2. We understand that as a legal matter, the United States could never and would never forswear the right to hunt or prosecute Saddam for war crimes. But we need a public commitment from you that America's ''priority'' once Saddam leaves Iraq would be to focus on the rebuilding of that country and not on hunting Saddam or any Iraqis who were once part of his regime. This last point is critical, because Iraqi army officers who want to stay behind --- and whose help you will need in holding Iraq together --- have to know that they will not be prosecuted. If they know that, there is a much better chance they will pressure Saddam to go and cooperate with you later.

3. A commitment by you to give whichever Iraqi general succeeds Saddam a chance to work with you and the United Nations to complete the disarmament in good faith and begin political liberalization --- before you opt for any military action. Iraq is a highly tribalized society, Mr. President, and it can be held together for now only by the Iraqi army. We know, though, there are Iraqi generals eager to put Iraq onto a more normal path. It is true that if you occupied Iraq, you could have more control over its transformation. You also could find yourself in a hornet's nest.

_______________________

Interesting - why would the 'former USSR' want Saddam?

And WHY are 'TRIBES' more difficult to unify into a nation .... where's their national pride, national value system?

rshow55 - 10:46pm Jan 29, 2003 EST (# 8339 of 8349) Delete Message
Can we do a better job of finding truth?

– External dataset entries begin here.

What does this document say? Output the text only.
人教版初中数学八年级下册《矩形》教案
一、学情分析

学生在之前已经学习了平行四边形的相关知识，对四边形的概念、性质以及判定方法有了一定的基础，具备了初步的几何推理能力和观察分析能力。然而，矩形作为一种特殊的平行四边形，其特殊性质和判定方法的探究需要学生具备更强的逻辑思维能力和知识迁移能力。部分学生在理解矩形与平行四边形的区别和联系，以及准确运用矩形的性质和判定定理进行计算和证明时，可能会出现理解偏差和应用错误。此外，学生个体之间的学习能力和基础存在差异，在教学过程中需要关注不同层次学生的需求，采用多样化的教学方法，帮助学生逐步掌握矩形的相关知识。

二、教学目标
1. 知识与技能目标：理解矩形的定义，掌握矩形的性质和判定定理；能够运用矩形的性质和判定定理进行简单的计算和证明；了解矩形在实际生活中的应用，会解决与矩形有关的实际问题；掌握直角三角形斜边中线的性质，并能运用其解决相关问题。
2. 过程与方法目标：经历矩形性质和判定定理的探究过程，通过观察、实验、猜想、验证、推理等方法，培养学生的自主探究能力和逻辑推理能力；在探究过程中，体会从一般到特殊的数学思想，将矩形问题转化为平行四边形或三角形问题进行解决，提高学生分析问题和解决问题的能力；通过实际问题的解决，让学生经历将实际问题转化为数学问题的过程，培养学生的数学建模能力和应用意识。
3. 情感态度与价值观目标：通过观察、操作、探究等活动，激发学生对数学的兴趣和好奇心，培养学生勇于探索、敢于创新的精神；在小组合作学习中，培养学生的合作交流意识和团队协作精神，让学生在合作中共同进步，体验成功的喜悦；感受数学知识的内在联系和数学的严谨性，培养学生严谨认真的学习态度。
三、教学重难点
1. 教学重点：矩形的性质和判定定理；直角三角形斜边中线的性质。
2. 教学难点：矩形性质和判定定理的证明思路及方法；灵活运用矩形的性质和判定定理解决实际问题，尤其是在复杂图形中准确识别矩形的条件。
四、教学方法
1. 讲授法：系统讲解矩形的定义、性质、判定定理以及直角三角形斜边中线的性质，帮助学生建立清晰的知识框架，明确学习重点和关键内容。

YES. Click "rshow55" for some things Lchic and I have done and worked for on this thread.

Almarst has often pointed out - with good evidence - the fact that the US has often been far from unambiguously "one of the good guys."

lchic says:

Showalter - even though the UN and the data doesn't add up to taking out Saddam .... because he's complied

If he's complied, the US should do as it agreed. People on the Security Council should be pretty clear, at least privately, about what that is.

International law needs to develop so that standards of internationally agreed-upon decency come to be accepted by individual states - by a mix of force and persuasion. We aren't there yet. It seems to me that we need to move in that direction - not away from it.

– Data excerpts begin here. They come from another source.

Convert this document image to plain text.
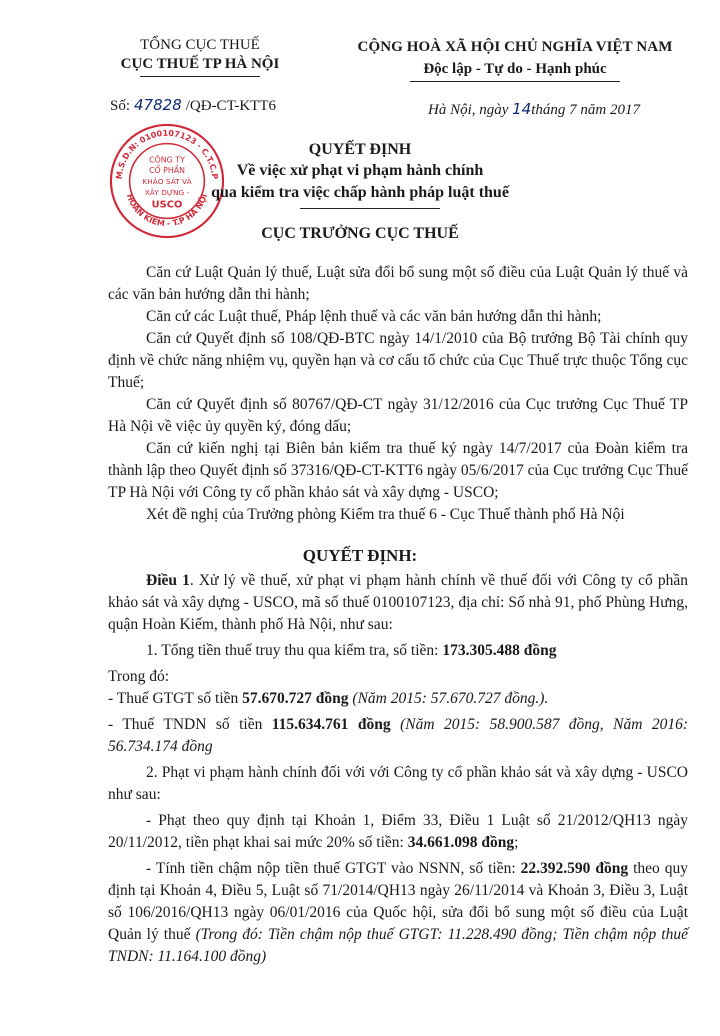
TỔNG CỤC THUẾ
CỤC THUẾ TP HÀ NỘI
CỘNG HOÀ XÃ HỘI CHỦ NGHĨA VIỆT NAM
Độc lập - Tự do - Hạnh phúc
Số: 47828 /QĐ-CT-KTT6	Hà Nội, ngày 14tháng 7 năm 2017
M.S.D.N: 0100107123 - C.T.C.P
HOÀN KIẾM - T.P HÀ NỘI
CÔNG TY
CỔ PHẦN
KHẢO SÁT VÀ
XÂY DỰNG -
USCO
QUYẾT ĐỊNH
Về việc xử phạt vi phạm hành chính
qua kiểm tra việc chấp hành pháp luật thuế
CỤC TRƯỞNG CỤC THUẾ

Căn cứ Luật Quản lý thuế, Luật sửa đổi bổ sung một số điều của Luật Quản lý thuế và các văn bản hướng dẫn thi hành;

Căn cứ các Luật thuế, Pháp lệnh thuế và các văn bản hướng dẫn thi hành;

Căn cứ Quyết định số 108/QĐ-BTC ngày 14/1/2010 của Bộ trưởng Bộ Tài chính quy định về chức năng nhiệm vụ, quyền hạn và cơ cấu tổ chức của Cục Thuế trực thuộc Tổng cục Thuế;

Căn cứ Quyết định số 80767/QĐ-CT ngày 31/12/2016 của Cục trưởng Cục Thuế TP Hà Nội về việc ủy quyền ký, đóng dấu;

Căn cứ kiến nghị tại Biên bản kiểm tra thuế ký ngày 14/7/2017 của Đoàn kiểm tra thành lập theo Quyết định số 37316/QĐ-CT-KTT6 ngày 05/6/2017 của Cục trưởng Cục Thuế TP Hà Nội với Công ty cổ phần khảo sát và xây dựng - USCO;

Xét đề nghị của Trưởng phòng Kiểm tra thuế 6 - Cục Thuế thành phố Hà Nội

QUYẾT ĐỊNH:

Điều 1. Xử lý về thuế, xử phạt vi phạm hành chính về thuế đối với Công ty cổ phần khảo sát và xây dựng - USCO, mã số thuế 0100107123, địa chỉ: Số nhà 91, phố Phùng Hưng, quận Hoàn Kiếm, thành phố Hà Nội, như sau:

1. Tổng tiền thuế truy thu qua kiểm tra, số tiền: 173.305.488 đồng

Trong đó:

- Thuế GTGT số tiền 57.670.727 đồng (Năm 2015: 57.670.727 đồng.).

- Thuế TNDN số tiền 115.634.761 đồng (Năm 2015: 58.900.587 đồng, Năm 2016: 56.734.174 đồng

2. Phạt vi phạm hành chính đối với với Công ty cổ phần khảo sát và xây dựng - USCO như sau:

- Phạt theo quy định tại Khoản 1, Điểm 33, Điều 1 Luật số 21/2012/QH13 ngày 20/11/2012, tiền phạt khai sai mức 20% số tiền: 34.661.098 đồng;

- Tính tiền chậm nộp tiền thuế GTGT vào NSNN, số tiền: 22.392.590 đồng theo quy định tại Khoản 4, Điều 5, Luật số 71/2014/QH13 ngày 26/11/2014 và Khoản 3, Điều 3, Luật số 106/2016/QH13 ngày 06/01/2016 của Quốc hội, sửa đổi bổ sung một số điều của Luật Quản lý thuế (Trong đó: Tiền chậm nộp thuế GTGT: 11.228.490 đồng; Tiền chậm nộp thuế TNDN: 11.164.100 đồng)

In my view, that means that the United States has to care a great deal about what other nations want to happen.

I think we need to get to a point where international law can work.

For that to happen - nation states have to agree -and keep their agreements.

In the Security Council discussions leading to the inspections - the Bush administration pushed its position hard -discussed a great deal --- and there were many, many, many discussions, and assurances with many nations.

The committments made - the agreements about meaning people were assured of - need to be honored.

International law is evolving - and the Bush administration is right that there have to be exceptions to the blanket prohibition on invasion. There have to be exceptions to some other blanket rules, as well.

But the purpose of exceptions is to further the purpose of the basic rule.

Not just to set the rule aside.

- - - -

Brutal dictators have terrorised their own people much too often - but if we were less tolerant of lies - more insistent on getting facts straight - they'd have a much harder time doing it.

Too often the world has looked away - but if there was more insistence on the truth - there would be much less looking away.

Too often the 'mess' gets wider, deeper, uglier - but if the "right to lie" was not so cherished - messes would clean up more often - by ordinary human work.

Too often innocents suffer - - and the more deception and lies are tolerated - the more likely that is.

Too often national economies are trampled --- and for decades - - by patterns that couldn't stand the light of day - if only the light of day shone more clearly.

- -

If getting facts straight were morally forcing - we'd have a lot better chance of solving human problems.

Just now, in the Middle East, and in the Koreas - I think there's more "bang for the buck" to be had from efforts toward getting honesty (from everybody involved) that can be had with military force operating unilaterally. We live in a far more information-rich world than ever before - and there are new possibilities we ought to take advantage of.